Before we predicted over a large Latin hypercube. Now let’s systematically vary these 2 parameters, and fix the others at the centre of their range (zero):
ns <- 1000
pred_seq <- seq(from = -1, to = 1, by = 0.04)
pred_grid <- expand.grid(kMV = pred_seq, alpha = pred_seq)
NewDesign <- data.frame(pred_grid, lrrA = 0, lrrV = 0)
PredsNewBasis <- BasisPredGasp(NewDesign, em_coeffs)
Plotting the expectation of C1:
ggplot(data.frame(NewDesign, C1 = PredsNewBasis$Expectation[,1]),
aes(x = kMV, y = alpha, col = C1)) +
geom_point(size = 3, shape = 15) +
scale_colour_viridis(limits = c(-85,85))
Or C2:
ggplot(data.frame(NewDesign, C2 = PredsNewBasis$Expectation[,2]),
aes(x = kMV, y = alpha, col = C2)) +
geom_point(size = 3, shape = 15) +
scale_colour_viridis()
This is a 2D surface in the 4D input space with lrrA and lrrV both fixed to zero.

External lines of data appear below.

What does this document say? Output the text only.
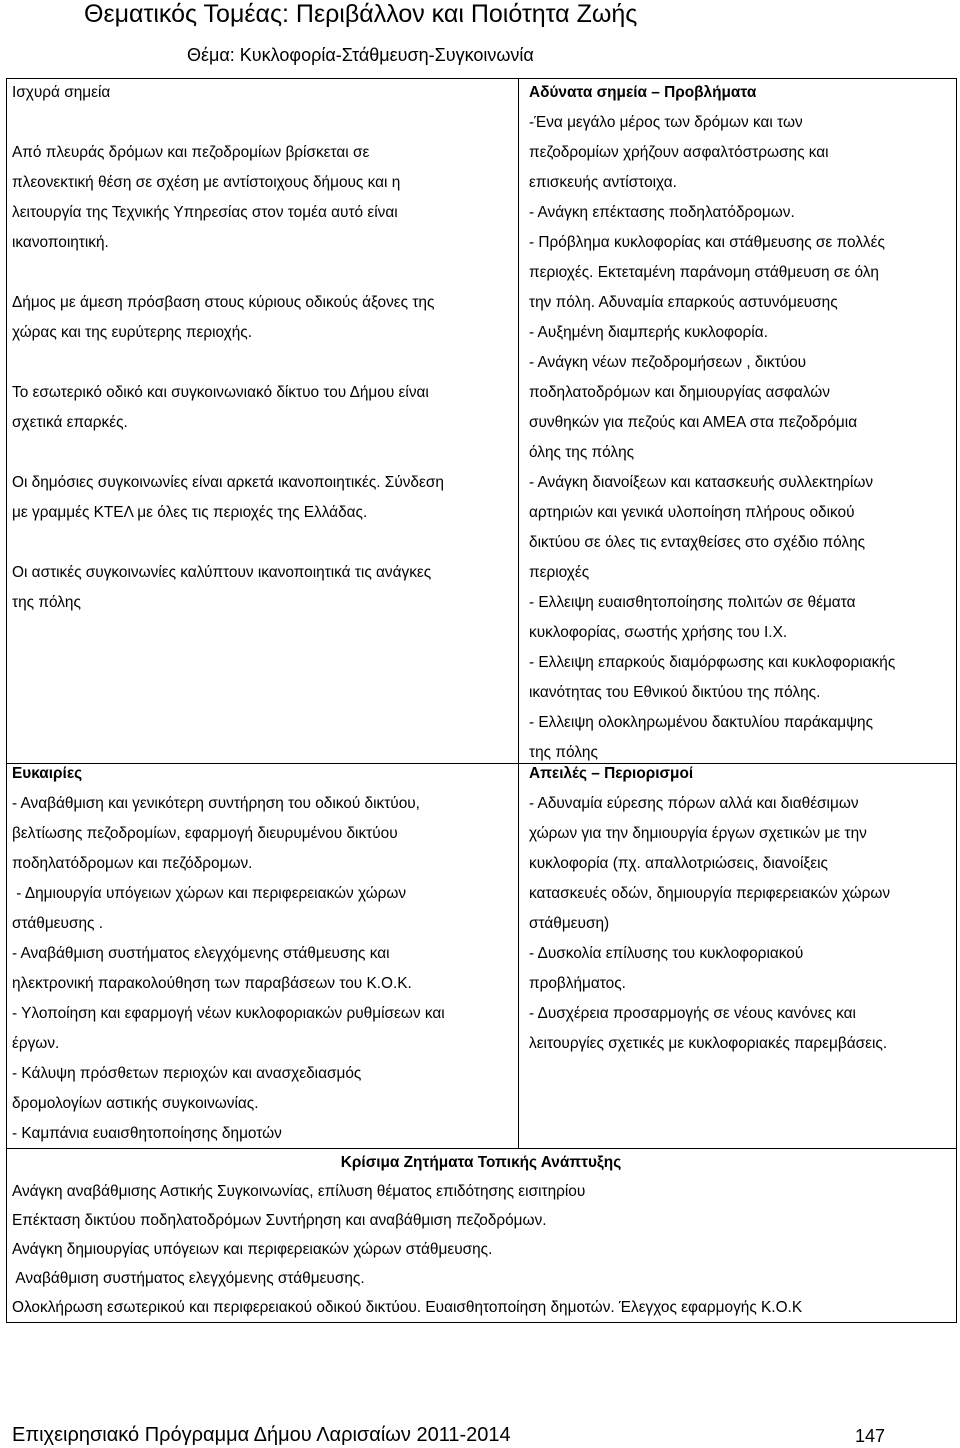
Θεματικός Τομέας: Περιβάλλον και Ποιότητα Ζωής
Θέμα: Κυκλοφορία-Στάθμευση-Συγκοινωνία
Ισχυρά σημεία
Από πλευράς δρόμων και πεζοδρομίων βρίσκεται σε
πλεονεκτική θέση σε σχέση με αντίστοιχους δήμους και η
λειτουργία της Τεχνικής Υπηρεσίας στον τομέα αυτό είναι
ικανοποιητική.
Δήμος με άμεση πρόσβαση στους κύριους οδικούς άξονες της
χώρας και της ευρύτερης περιοχής.
Το εσωτερικό οδικό και συγκοινωνιακό δίκτυο του Δήμου είναι
σχετικά επαρκές.
Οι δημόσιες συγκοινωνίες είναι αρκετά ικανοποιητικές. Σύνδεση
με γραμμές ΚΤΕΛ με όλες τις περιοχές της Ελλάδας.
Οι αστικές συγκοινωνίες καλύπτουν ικανοποιητικά τις ανάγκες
της πόλης
Αδύνατα σημεία – Προβλήματα
-Ένα μεγάλο μέρος των δρόμων και των
πεζοδρομίων χρήζουν ασφαλτόστρωσης και
επισκευής αντίστοιχα.
- Ανάγκη επέκτασης ποδηλατόδρομων.
- Πρόβλημα κυκλοφορίας και στάθμευσης σε πολλές
περιοχές. Εκτεταμένη παράνομη στάθμευση σε όλη
την πόλη. Αδυναμία επαρκούς αστυνόμευσης
- Αυξημένη διαμπερής κυκλοφορία.
- Ανάγκη νέων πεζοδρομήσεων , δικτύου
ποδηλατοδρόμων και δημιουργίας ασφαλών
συνθηκών για πεζούς και ΑΜΕΑ στα πεζοδρόμια
όλης της πόλης
- Ανάγκη διανοίξεων και κατασκευής συλλεκτηρίων
αρτηριών και γενικά υλοποίηση πλήρους οδικού
δικτύου σε όλες τις ενταχθείσες στο σχέδιο πόλης
περιοχές
- Ελλειψη ευαισθητοποίησης πολιτών σε θέματα
κυκλοφορίας, σωστής χρήσης του Ι.Χ.
- Ελλειψη επαρκούς διαμόρφωσης και κυκλοφοριακής
ικανότητας του Εθνικού δικτύου της πόλης.
- Ελλειψη ολοκληρωμένου δακτυλίου παράκαμψης
της πόλης
Ευκαιρίες
- Αναβάθμιση και γενικότερη συντήρηση του οδικού δικτύου,
βελτίωσης πεζοδρομίων, εφαρμογή διευρυμένου δικτύου
ποδηλατόδρομων και πεζόδρομων.
- Δημιουργία υπόγειων χώρων και περιφερειακών χώρων
στάθμευσης .
- Αναβάθμιση συστήματος ελεγχόμενης στάθμευσης και
ηλεκτρονική παρακολούθηση των παραβάσεων του Κ.Ο.Κ.
- Υλοποίηση και εφαρμογή νέων κυκλοφοριακών ρυθμίσεων και
έργων.
- Κάλυψη πρόσθετων περιοχών και ανασχεδιασμός
δρομολογίων αστικής συγκοινωνίας.
- Καμπάνια ευαισθητοποίησης δημοτών
Απειλές – Περιορισμοί
- Αδυναμία εύρεσης πόρων αλλά και διαθέσιμων
χώρων για την δημιουργία έργων σχετικών με την
κυκλοφορία (πχ. απαλλοτριώσεις, διανοίξεις
κατασκευές οδών, δημιουργία περιφερειακών χώρων
στάθμευση)
- Δυσκολία επίλυσης του κυκλοφοριακού
προβλήματος.
- Δυσχέρεια προσαρμογής σε νέους κανόνες και
λειτουργίες σχετικές με κυκλοφοριακές παρεμβάσεις.
Κρίσιμα Ζητήματα Τοπικής Ανάπτυξης
Ανάγκη αναβάθμισης Αστικής Συγκοινωνίας, επίλυση θέματος επιδότησης εισιτηρίου
Επέκταση δικτύου ποδηλατοδρόμων Συντήρηση και αναβάθμιση πεζοδρόμων.
Ανάγκη δημιουργίας υπόγειων και περιφερειακών χώρων στάθμευσης.
Αναβάθμιση συστήματος ελεγχόμενης στάθμευσης.
Ολοκλήρωση εσωτερικού και περιφερειακού οδικού δικτύου. Ευαισθητοποίηση δημοτών. Έλεγχος εφαρμογής Κ.Ο.Κ
Επιχειρησιακό Πρόγραμμα Δήμου Λαρισαίων 2011-2014	147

Instead setting them both to 1 demonstrates different behaviour in the output:
ns <- 1000
pred_seq <- seq(from = -1, to = 1, by = 0.04)
pred_grid <- expand.grid(kMV = pred_seq, alpha = pred_seq)
NewDesign <- data.frame(pred_grid, lrrA = 1, lrrV = 1)
PredsNewBasis <- BasisPredGasp(NewDesign, em_coeffs)
ggplot(data.frame(NewDesign, C1 = PredsNewBasis$Expectation[,1]),
aes(x = kMV, y = alpha, col = C1)) +
geom_point(size = 3, shape = 15) +
scale_colour_viridis(limits = c(-85,85))
Depending on what we’re interested in (relationship on this 2D surface for specific values of other parameters, vs general behaviour integrated across all other uncertain inputs), instead of fixing the other inputs we could sample. For example, for each specific pair of \((kMV, alpha)\) values (each point on the plot), we could sample a Latin hypercube across the remaining parameters, average the emulator prediction across these points, and plot this instead.